The Chassidic movement got its start in Ukraine and put on the Jewish map towns such as Medzibuzh, Berdichev, Hanipoli, Chernobyl, Breslov and Uman. Ukraine was also home to one of the founders of Yiddish literature, Shalom Aleichem, the modern Hebrew poet Chaim Nachman Bialik, and the father of cultural Zionism, Ahad Ha’am.
Yet very few Jews identified themselves as “Ukrainian.” This was partly due to the area’s shifting identity. For instance, a Jew born in Lemberg in 1915 would have been a citizen of the Austro-Hungarian Empire. After 1918, he became a Polish citizen living in Lwów. After 1939, his hometown was called Lvov and he was a Soviet citizen. If he lived until 1991, his residency in Lviv made him a citizen of Ukraine.
This lack of a Ukrainian identity was also due to the area’s domination by one of its neighbors, Russia, an influence that was both political and cultural – and maybe because of Ukraine’s bloody history throughout much of the last two hundred years. Not only was Ukraine the home of many blood libels – in 1911, for example, Kiev resident Menachem Beilis was accused of murdering a Christian boy to use his blood to bake matzos – the beginning of the 20th century was also a time when a Russian word began to appear all too frequently in the news: pogrom.
The Pale Turns Red
The Pale of Settlement was the brainchild of Russian Empress Catherine the Great. It was her way of solving Russia’s “Jewish Problem.” After the collapse of the Polish-Lithuanian Commonwealth in the 1770s, Russia received its eastern lands—Lithuania, Belarus, Ukraine and Poland—along with the millions of Jews who lived there. To keep the Jews out of the rest of her empire, Catherine forcibly moved all the Jews west, into the Pale. Only highly skilled artisans, soldiers and academics were given an exemption.
The Pale existed from December 1791 until 1917, when the Russian Revolution swept away the old order of the Tsars. By the late 1800s, almost 5 million Jews lived within the confines of the Pale. Over half of them, some 2.7 million Jews, lived in Ukraine.
While this large concentration of Jews in one area helped to develop a rich Jewish life—Shalom Aleichem’s fictional town of Kasrilevke is based upon the Ukrainian town he grew up in, Voronkov—it also made the Jews an easy target whenever there was an economic downturn or political unrest.
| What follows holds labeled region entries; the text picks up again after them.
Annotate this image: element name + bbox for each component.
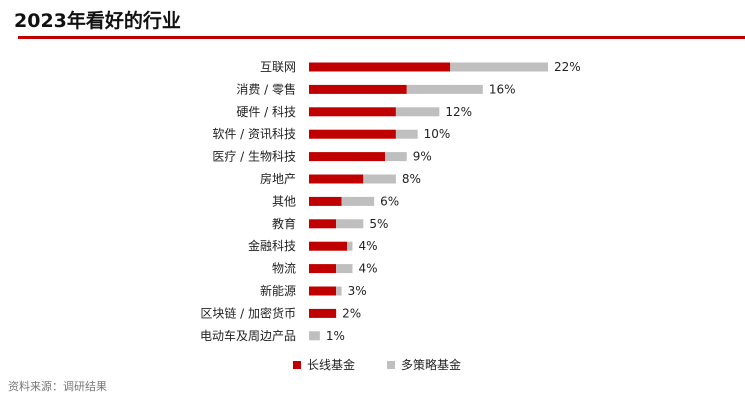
bar-long-fund [309,62,451,72]
bar-long-fund [309,308,337,318]
bar-multi-fund [385,152,407,162]
legend-item-multi-fund: 多策略基金 [387,356,461,373]
bar-long-fund [309,286,337,296]
bar-multi-fund [341,196,375,206]
data-label: 4% [358,262,377,276]
category-label: 新能源 [260,283,296,298]
bar-long-fund [309,84,407,94]
data-label: 1% [326,329,345,343]
category-label: 其他 [272,194,296,208]
legend-swatch-multi-fund [387,360,396,369]
bar-multi-fund [336,286,342,296]
category-label: 金融科技 [248,238,296,253]
category-label: 教育 [272,216,296,231]
bar-long-fund [309,129,396,139]
bar-multi-fund [347,241,353,251]
bar-long-fund [309,174,364,184]
category-label: 医疗 / 生物科技 [212,150,296,164]
legend-label-long-fund: 长线基金 [307,358,356,372]
data-label: 4% [358,239,377,253]
source-note: 资料来源：调研结果 [8,380,107,393]
data-label: 3% [348,284,367,298]
bar-long-fund [309,196,342,206]
data-label: 22% [554,60,581,74]
bar-multi-fund [336,219,364,229]
bar-long-fund [309,264,337,274]
category-label: 硬件 / 科技 [236,105,296,119]
data-label: 2% [342,306,361,320]
category-label: 软件 / 资讯科技 [212,127,296,141]
bar-multi-fund [395,129,418,139]
category-label: 消费 / 零售 [236,81,296,96]
bar-multi-fund [336,264,353,274]
page-title: 2023年看好的行业 [14,10,181,32]
bar-multi-fund [395,107,440,117]
bar-multi-fund [309,331,320,341]
chart-legend: 长线基金 多策略基金 [293,356,487,373]
bar-multi-fund [363,174,396,184]
bar-multi-fund [450,62,548,72]
category-label: 电动车及周边产品 [200,328,296,343]
title-divider [18,36,745,39]
bar-multi-fund [406,84,483,94]
data-label: 9% [413,150,432,164]
data-label: 8% [402,172,421,186]
category-label: 互联网 [260,60,296,74]
category-label: 房地产 [260,171,296,186]
bar-long-fund [309,241,348,251]
data-label: 16% [489,82,516,96]
category-label: 物流 [272,262,296,276]
legend-label-multi-fund: 多策略基金 [401,358,462,372]
legend-item-long-fund: 长线基金 [293,356,355,373]
data-label: 6% [380,194,399,208]
data-label: 12% [445,105,472,119]
bar-long-fund [309,107,396,117]
bar-chart: 互联网 22% 消费 / 零售 16% 硬件 / 科技 12% 软件 / 资讯科技 10% 医疗… [200,60,581,343]
legend-swatch-long-fund [293,360,301,369]
category-label: 区块链 / 加密货币 [200,305,296,320]
data-label: 5% [369,217,388,231]
data-label: 10% [424,127,451,141]
bar-long-fund [309,219,337,229]
bar-long-fund [309,152,386,162]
For instance, anti-Jewish riots broke out in the port city Odessa in 1821 and 1859. But because these riots involved Greeks and not ethnic Russians, many historians don’t consider them to have been pogroms. The first “official” pogrom in Odessa is considered to have take place in Odessa in 1871, which some see as a turning point in Russian Jewish history. Russians joined the Greek mob, and they would continue to do so in the pogroms that occurred in that city in 1881, 1900 and 1905.
The pogroms of 1881-1884 were sparked by the assassination of Alexander II. After the ascension of Alexander III to the throne, a rumor began to spread that the new Tsar had sanctioned the killing of Jews, in retaliation. Although “only” about 100 Ukrainian Jews were killed during the three-year period, the unwillingness on the part of the Russian authorities to stop the attacks—as well as the repressive May Laws of 1882—had a strong impact on all the Jews living in the area. Emigration increased, as did Zionist activity. The BILU movement, which was founded in eastern Ukraine, sent its first settlers to Palestine in 1882.
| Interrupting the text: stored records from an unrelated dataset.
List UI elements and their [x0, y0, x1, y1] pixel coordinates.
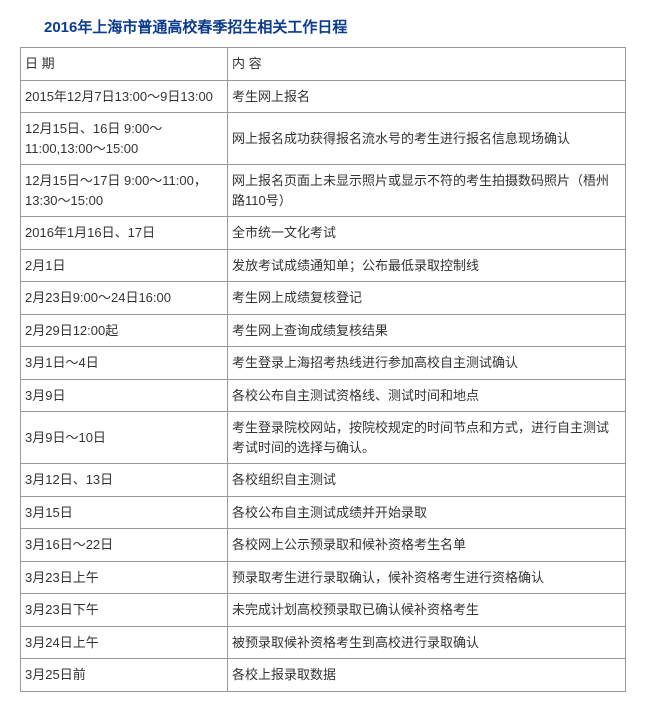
table-row: 3月9日～10日考生登录院校网站，按院校规定的时间节点和方式，进行自主测试考试时…	[21, 412, 626, 464]
table-row: 3月16日～22日各校网上公示预录取和候补资格考生名单	[21, 529, 626, 562]
cell-content: 考生网上报名	[228, 80, 626, 113]
cell-date: 2016年1月16日、17日	[21, 217, 228, 250]
table-row: 3月9日各校公布自主测试资格线、测试时间和地点	[21, 379, 626, 412]
header-date: 日 期	[21, 48, 228, 81]
cell-content: 网上报名成功获得报名流水号的考生进行报名信息现场确认	[228, 113, 626, 165]
cell-date: 3月9日～10日	[21, 412, 228, 464]
table-row: 2月1日发放考试成绩通知单；公布最低录取控制线	[21, 249, 626, 282]
cell-date: 3月16日～22日	[21, 529, 228, 562]
cell-date: 2月23日9:00～24日16:00	[21, 282, 228, 315]
cell-content: 被预录取候补资格考生到高校进行录取确认	[228, 626, 626, 659]
cell-content: 各校组织自主测试	[228, 464, 626, 497]
cell-date: 3月15日	[21, 496, 228, 529]
cell-date: 3月24日上午	[21, 626, 228, 659]
cell-date: 3月25日前	[21, 659, 228, 692]
table-row: 3月24日上午被预录取候补资格考生到高校进行录取确认	[21, 626, 626, 659]
cell-content: 各校公布自主测试资格线、测试时间和地点	[228, 379, 626, 412]
table-row: 12月15日～17日 9:00～11:00，13:30～15:00网上报名页面上…	[21, 165, 626, 217]
cell-date: 3月23日上午	[21, 561, 228, 594]
cell-content: 预录取考生进行录取确认，候补资格考生进行资格确认	[228, 561, 626, 594]
header-content: 内 容	[228, 48, 626, 81]
cell-content: 发放考试成绩通知单；公布最低录取控制线	[228, 249, 626, 282]
table-body: 日 期内 容2015年12月7日13:00～9日13:00考生网上报名12月15…	[21, 48, 626, 692]
table-row: 3月15日各校公布自主测试成绩并开始录取	[21, 496, 626, 529]
cell-date: 12月15日、16日 9:00～11:00,13:00～15:00	[21, 113, 228, 165]
cell-date: 3月1日～4日	[21, 347, 228, 380]
schedule-table: 日 期内 容2015年12月7日13:00～9日13:00考生网上报名12月15…	[20, 47, 626, 692]
table-header-row: 日 期内 容	[21, 48, 626, 81]
table-row: 3月23日下午未完成计划高校预录取已确认候补资格考生	[21, 594, 626, 627]
cell-date: 2月1日	[21, 249, 228, 282]
cell-content: 未完成计划高校预录取已确认候补资格考生	[228, 594, 626, 627]
table-row: 2015年12月7日13:00～9日13:00考生网上报名	[21, 80, 626, 113]
cell-content: 考生登录上海招考热线进行参加高校自主测试确认	[228, 347, 626, 380]
cell-content: 网上报名页面上未显示照片或显示不符的考生拍摄数码照片（梧州路110号）	[228, 165, 626, 217]
page-title: 2016年上海市普通高校春季招生相关工作日程	[20, 12, 627, 47]
cell-date: 2月29日12:00起	[21, 314, 228, 347]
cell-content: 考生登录院校网站，按院校规定的时间节点和方式，进行自主测试考试时间的选择与确认。	[228, 412, 626, 464]
cell-date: 12月15日～17日 9:00～11:00，13:30～15:00	[21, 165, 228, 217]
cell-date: 2015年12月7日13:00～9日13:00	[21, 80, 228, 113]
table-row: 3月1日～4日考生登录上海招考热线进行参加高校自主测试确认	[21, 347, 626, 380]
cell-date: 3月9日	[21, 379, 228, 412]
cell-content: 全市统一文化考试	[228, 217, 626, 250]
cell-content: 各校上报录取数据	[228, 659, 626, 692]
cell-content: 考生网上查询成绩复核结果	[228, 314, 626, 347]
table-row: 2月23日9:00～24日16:00考生网上成绩复核登记	[21, 282, 626, 315]
table-row: 2月29日12:00起考生网上查询成绩复核结果	[21, 314, 626, 347]
cell-content: 各校公布自主测试成绩并开始录取	[228, 496, 626, 529]
table-row: 2016年1月16日、17日全市统一文化考试	[21, 217, 626, 250]
table-row: 3月12日、13日各校组织自主测试	[21, 464, 626, 497]
cell-date: 3月23日下午	[21, 594, 228, 627]
table-row: 12月15日、16日 9:00～11:00,13:00～15:00网上报名成功获…	[21, 113, 626, 165]
table-row: 3月23日上午预录取考生进行录取确认，候补资格考生进行资格确认	[21, 561, 626, 594]
cell-content: 各校网上公示预录取和候补资格考生名单	[228, 529, 626, 562]
table-row: 3月25日前各校上报录取数据	[21, 659, 626, 692]
cell-content: 考生网上成绩复核登记	[228, 282, 626, 315]
cell-date: 3月12日、13日	[21, 464, 228, 497]
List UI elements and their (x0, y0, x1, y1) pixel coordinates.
A major blow to Ukrainian Jewry came in 1903, when a devastating pogrom broke out in Kishinev. Forty-nine Jews were killed and more than 580 were injured. In addition, more than 1,500 Jewish homes and businesses were destroyed and pillaged. The violence against the Jews was so savage that the New York Times wrote, in its April 28 report: “The scenes of horror attending this massacre are beyond description. Babies were literally torn to pieces by the frenzied and bloodthirsty mob. The local police made no attempt to check the reign of terror. At sunset the streets were piled with corpses and wounded. Those who could make their escape fled in terror, and the city is now practically deserted of Jews.”